Ricordando la data dell’11 novembre non posso fare a meno di richiamarmi alla libertà nazionale riconquistata quel giorno, dopo anni di lotte che costarono alla nostra nazione tante rinunce e tanti sacrifici. Questa libertà esteriore non durò a lungo, ma sempre abbiamo potuto appellarci ad essa nella lotta per conservare la libertà interiore, la libertà dello spirito. So quanto caro era questo giorno a tutti coloro che nel periodo del comunismo cercavano di opporsi alla programmata soppressione della libertà dell’uomo, all’umiliazione della sua dignità e alla negazione dei suoi fondamentali diritti. Più tardi da quell’opposizione nacque il movimento di cui siete artefici e continuatori. Anche questo movimento si ricollegava all’11 novembre, a quella libertà che nel 1918 trovò la sua espressione esteriore, politica, e che nacque dalla libertà interiore dei singoli cittadini della Repubblica Polacca spartita e dalla libertà spirituale di tutta la nazione.

Questa libertà di spirito, benché repressa sin dalla fine della seconda guerra mondiale e dagli accordi di Jalta, è sopravvissuta, ed è divenuta il fondamento delle pacifiche trasformazioni nel nostro Paese, e in seguito in tutta l’Europa, compiutesi anche grazie al sindacato "Solidarnosc". Rendo grazie a Dio per l’anno 1979, nel quale il senso di unità nel bene e il comune desiderio della prosperità dell’oppressa nazione sconfisse l’odio e la voglia di vendetta, e divenne il germoglio di costruzione di uno stato democratico. Sì, ci sono stati dei tentativi per distruggere quest’opera. Tutti abbiamo nella memoria il 13 dicembre 1981. Si riuscì a sopravvivere a tali prove. Ringrazio Dio perché il 19 aprile 1989 ho potuto pronunciare le seguenti parole: Maria, "raccomando alla Tua sollecitudine materna "Solidarnosc" che oggi, dopo la nuova legalizzazione del 17 aprile, può tornare ad agire. Ti raccomando il processo legato a questo avvenimento, teso a plasmare la vita della Nazione secondo le leggi della società sovrana. Prego Te, Signora di Jasna Góra, affinché sul cammino di questo processo tutti continuino a dimostrare il coraggio, la saggezza e la ponderatezza indispensabili per servire il bene comune".

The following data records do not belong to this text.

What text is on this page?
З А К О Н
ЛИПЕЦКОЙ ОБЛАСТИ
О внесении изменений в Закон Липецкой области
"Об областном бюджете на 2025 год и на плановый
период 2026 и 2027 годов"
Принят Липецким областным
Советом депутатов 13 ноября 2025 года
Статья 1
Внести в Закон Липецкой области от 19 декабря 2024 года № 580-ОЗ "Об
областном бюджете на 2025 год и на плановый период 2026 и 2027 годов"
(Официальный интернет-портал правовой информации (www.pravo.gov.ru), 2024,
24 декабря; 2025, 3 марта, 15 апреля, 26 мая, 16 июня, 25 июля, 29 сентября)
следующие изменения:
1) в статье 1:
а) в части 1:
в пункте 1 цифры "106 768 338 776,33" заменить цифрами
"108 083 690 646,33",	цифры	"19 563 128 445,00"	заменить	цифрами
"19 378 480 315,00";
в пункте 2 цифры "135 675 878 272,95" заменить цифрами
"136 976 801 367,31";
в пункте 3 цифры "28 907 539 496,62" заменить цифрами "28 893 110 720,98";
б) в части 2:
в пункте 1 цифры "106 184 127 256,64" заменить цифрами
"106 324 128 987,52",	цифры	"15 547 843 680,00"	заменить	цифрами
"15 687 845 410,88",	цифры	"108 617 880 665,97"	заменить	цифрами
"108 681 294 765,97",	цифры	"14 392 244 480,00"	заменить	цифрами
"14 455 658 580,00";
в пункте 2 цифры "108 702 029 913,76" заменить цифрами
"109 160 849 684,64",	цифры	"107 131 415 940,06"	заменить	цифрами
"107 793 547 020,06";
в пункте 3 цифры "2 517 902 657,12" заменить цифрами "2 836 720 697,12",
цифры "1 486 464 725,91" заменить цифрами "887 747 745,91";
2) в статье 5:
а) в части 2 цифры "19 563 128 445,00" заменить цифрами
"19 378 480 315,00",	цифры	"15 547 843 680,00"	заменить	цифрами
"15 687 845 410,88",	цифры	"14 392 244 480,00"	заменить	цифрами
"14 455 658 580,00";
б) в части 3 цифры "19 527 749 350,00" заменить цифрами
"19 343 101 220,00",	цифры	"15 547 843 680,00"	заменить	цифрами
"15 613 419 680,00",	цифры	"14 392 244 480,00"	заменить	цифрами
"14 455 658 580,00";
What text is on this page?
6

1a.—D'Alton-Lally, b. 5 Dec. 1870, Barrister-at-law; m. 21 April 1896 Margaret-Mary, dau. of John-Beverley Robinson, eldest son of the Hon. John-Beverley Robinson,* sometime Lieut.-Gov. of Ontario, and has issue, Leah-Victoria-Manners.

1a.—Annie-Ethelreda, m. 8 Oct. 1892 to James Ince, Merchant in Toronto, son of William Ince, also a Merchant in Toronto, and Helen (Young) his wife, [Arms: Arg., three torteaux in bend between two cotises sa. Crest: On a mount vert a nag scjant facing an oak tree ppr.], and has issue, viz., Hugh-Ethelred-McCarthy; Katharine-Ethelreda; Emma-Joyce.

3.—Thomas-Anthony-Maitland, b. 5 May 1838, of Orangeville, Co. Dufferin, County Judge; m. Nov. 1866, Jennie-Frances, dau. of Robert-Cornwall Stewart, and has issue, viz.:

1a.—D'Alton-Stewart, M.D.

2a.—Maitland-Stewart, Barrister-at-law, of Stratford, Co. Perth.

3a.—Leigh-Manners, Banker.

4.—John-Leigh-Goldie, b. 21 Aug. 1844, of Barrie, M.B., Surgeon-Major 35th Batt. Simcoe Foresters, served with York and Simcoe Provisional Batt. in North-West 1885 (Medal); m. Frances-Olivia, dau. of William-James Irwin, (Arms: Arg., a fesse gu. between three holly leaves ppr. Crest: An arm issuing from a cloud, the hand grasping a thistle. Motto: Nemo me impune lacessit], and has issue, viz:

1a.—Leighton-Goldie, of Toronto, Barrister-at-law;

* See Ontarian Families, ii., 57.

Ricordo questi eventi, perché hanno un significato particolare nella storia della nostra nazione. E sembra che essi stiano sfuggendo dalla memoria. Le generazioni più giovani ormai non li conoscono di propria esperienza. Si potrebbe dunque domandare se apprezzeranno giustamente la libertà che possiedono, se non si renderanno conto del prezzo pagato per essa. "Solidarnosc" non può trascurare la premura per questa storia, così vicina e allo stesso tempo ormai lontana. Non si può fare a meno di ricordare la storia postbellica del riacquisto della libertà. E’ il patrimonio a cui occorre tornare costantemente, affinché la libertà non degeneri nell’anarchia, ma assuma la forma di comune responsabilità per le sorti della Polonia e di ogni suo cittadino.

Il 15 gennaio 1981 dissi ai rappresentanti di "Solidarnosc": "Penso, cari Signori e Signore, che Voi avete la piena coscienza dei doveri, che stanno davanti a voi (...). Sono, questi, doveri di enorme importanza. Essi si collegano con il bisogno di una piena assicurazione della dignità e dell’efficacia del lavoro umano, mediante il rispetto di tutti i diritti personali, familiari e sociali di ogni uomo: che è soggetto del lavoro. In tal senso questi doveri hanno un significato fondamentale per la vita di tutta la società, dell’intera nazione: per il suo bene comune. Infatti il bene comune della società si riduce, in definitiva, alla domanda: chi è la società, chi è ogni uomo; come egli vive e come lavora. E perciò la vostra autonoma attività ha, e deve avere sempre, un chiaro riferimento all’intera morale sociale. Prima di tutto alla morale legata al campo del lavoro, alle relazioni tra il lavoratore e il datore".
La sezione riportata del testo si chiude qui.